Если говорить о фактической стороне дела, то наши исследования показывают, что картина, во всяком случае, более дифференцированная, чем это представлено в концепции homo postsoveticus.
В составе российского населения есть несколько типов людей, различающихся своими ценностями. Что характерно: в стране почти не представлен тип людей, сочетающих приверженность активным, самостоятельным поступкам с готовностью учитывать интересы окружающих и осуществлять коллективные действия. Частично несформированность этого типа «либерального коллективиста» можно отнести на счет советского наследия, но именно частично, поскольку этот тип слабо представлен не только в постсоциалистических, но и в большинстве средиземноморских стран.
– Есть такой, довольно жесткий, но, как я считаю, верный, афоризм: «Когда человеку нечем гордиться, он начинает гордиться национальностью». Хотя есть немало людей, думающих иначе. Помните знаменитое: «У советских собственная гордость!» Но у Маяковского это про выстроенный социализм – как результат усилий. Чувство гордости как-то участвует в системе ценностей?
– В совместной работе с дочерью Асей мы выделили два типа гордости человека своей страной. В одном случае людей прямо спрашивают, в какой степени они гордятся своей принадлежностью к стране, а в другом оценка гордости выводится как сумма суждений о гордости конкретными свойствами страны: ее историей, научными и техническими успехами, достижениями в экономике, системой социальной защиты населения и т.п. Выясняется, что если судить по ответам на прямой вопрос, то гордость россиян выше, чем при более детальной оценке различных достижений страны. Хотелось бы, чтобы подобных «ножниц» не было и «обоснованная» гордость россиян была на высоте.

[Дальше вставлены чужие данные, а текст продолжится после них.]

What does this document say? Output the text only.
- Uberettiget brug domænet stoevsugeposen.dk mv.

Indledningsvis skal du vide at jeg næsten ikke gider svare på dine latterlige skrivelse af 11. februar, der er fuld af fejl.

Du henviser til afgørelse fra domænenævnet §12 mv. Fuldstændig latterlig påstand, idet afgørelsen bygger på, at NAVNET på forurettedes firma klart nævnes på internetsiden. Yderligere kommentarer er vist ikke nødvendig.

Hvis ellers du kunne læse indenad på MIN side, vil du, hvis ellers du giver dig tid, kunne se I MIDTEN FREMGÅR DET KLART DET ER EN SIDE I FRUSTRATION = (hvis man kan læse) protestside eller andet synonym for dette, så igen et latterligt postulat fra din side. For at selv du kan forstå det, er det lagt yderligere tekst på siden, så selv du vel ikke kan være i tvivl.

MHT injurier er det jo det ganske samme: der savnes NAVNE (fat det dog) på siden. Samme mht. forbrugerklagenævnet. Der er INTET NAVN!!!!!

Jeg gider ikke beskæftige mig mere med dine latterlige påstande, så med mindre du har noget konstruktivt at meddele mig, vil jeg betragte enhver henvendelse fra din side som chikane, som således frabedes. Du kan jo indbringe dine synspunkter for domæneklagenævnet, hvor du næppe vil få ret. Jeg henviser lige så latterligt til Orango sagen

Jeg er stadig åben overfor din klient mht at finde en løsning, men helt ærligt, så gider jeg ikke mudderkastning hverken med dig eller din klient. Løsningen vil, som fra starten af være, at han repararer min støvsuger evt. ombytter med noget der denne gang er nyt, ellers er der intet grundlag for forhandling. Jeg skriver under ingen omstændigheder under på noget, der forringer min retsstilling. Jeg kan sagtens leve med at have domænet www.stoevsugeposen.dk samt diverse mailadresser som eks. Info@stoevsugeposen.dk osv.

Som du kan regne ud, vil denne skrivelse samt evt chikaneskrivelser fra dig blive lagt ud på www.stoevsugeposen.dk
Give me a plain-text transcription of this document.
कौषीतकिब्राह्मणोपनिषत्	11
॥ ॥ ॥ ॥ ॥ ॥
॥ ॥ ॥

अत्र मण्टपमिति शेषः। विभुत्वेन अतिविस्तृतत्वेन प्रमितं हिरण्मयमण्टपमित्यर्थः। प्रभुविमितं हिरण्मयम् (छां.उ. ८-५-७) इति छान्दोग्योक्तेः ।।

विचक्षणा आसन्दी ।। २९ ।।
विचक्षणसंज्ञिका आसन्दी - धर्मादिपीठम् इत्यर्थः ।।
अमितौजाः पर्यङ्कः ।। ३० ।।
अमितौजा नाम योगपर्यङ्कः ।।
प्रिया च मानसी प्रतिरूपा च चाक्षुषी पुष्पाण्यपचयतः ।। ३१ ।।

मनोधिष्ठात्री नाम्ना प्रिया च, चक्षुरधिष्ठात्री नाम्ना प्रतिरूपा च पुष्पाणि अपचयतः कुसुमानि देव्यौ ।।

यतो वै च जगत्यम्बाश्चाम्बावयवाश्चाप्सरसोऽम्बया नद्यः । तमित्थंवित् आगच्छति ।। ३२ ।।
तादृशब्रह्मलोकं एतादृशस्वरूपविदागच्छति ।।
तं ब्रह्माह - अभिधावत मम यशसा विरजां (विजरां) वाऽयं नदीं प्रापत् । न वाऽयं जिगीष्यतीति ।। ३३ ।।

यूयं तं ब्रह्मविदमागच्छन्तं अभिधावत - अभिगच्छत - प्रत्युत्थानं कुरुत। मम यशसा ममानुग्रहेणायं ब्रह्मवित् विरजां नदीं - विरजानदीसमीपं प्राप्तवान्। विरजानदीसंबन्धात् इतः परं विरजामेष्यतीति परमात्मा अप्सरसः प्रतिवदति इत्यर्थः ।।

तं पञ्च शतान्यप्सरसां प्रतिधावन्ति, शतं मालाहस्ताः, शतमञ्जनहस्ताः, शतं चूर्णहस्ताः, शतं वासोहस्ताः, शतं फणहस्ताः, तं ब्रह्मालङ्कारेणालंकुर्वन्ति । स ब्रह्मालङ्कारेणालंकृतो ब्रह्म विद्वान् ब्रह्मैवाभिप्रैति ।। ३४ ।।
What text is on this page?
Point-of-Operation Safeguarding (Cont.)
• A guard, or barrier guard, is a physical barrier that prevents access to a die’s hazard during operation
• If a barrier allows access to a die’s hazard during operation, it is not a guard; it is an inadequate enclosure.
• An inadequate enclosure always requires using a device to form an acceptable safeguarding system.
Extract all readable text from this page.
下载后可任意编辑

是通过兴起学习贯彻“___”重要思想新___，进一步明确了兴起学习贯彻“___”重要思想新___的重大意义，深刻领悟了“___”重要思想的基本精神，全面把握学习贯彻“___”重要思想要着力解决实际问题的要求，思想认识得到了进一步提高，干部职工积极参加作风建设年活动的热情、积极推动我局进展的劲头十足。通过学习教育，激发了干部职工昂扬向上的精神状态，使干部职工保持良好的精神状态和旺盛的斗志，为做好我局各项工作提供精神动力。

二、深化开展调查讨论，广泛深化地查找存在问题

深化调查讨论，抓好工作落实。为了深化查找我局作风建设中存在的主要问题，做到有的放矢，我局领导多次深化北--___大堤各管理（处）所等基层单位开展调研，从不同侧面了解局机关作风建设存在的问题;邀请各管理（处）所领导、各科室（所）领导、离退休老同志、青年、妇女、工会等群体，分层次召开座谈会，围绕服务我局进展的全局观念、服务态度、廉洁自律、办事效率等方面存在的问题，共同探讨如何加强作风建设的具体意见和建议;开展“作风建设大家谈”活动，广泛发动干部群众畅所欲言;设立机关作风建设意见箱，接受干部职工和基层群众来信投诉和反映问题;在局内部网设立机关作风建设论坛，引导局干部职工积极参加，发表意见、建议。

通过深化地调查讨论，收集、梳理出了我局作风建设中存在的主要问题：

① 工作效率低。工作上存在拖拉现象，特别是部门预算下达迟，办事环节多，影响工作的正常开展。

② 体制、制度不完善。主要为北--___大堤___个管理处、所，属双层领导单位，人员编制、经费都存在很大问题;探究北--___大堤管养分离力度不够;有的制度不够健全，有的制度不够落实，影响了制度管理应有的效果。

Соответственно, и патриотическое воспитание может быть разным. Что касается лобовой оценки гордости, то ее можно прямо в готовом виде вкладывать в сознание людей. Но если мы хотим, чтобы человек самостоятельно и убежденно пришел к осознанию гордости за свою страну, то усилия должны быть направлены не на индоктринацию, а на реальное улучшение жизни людей.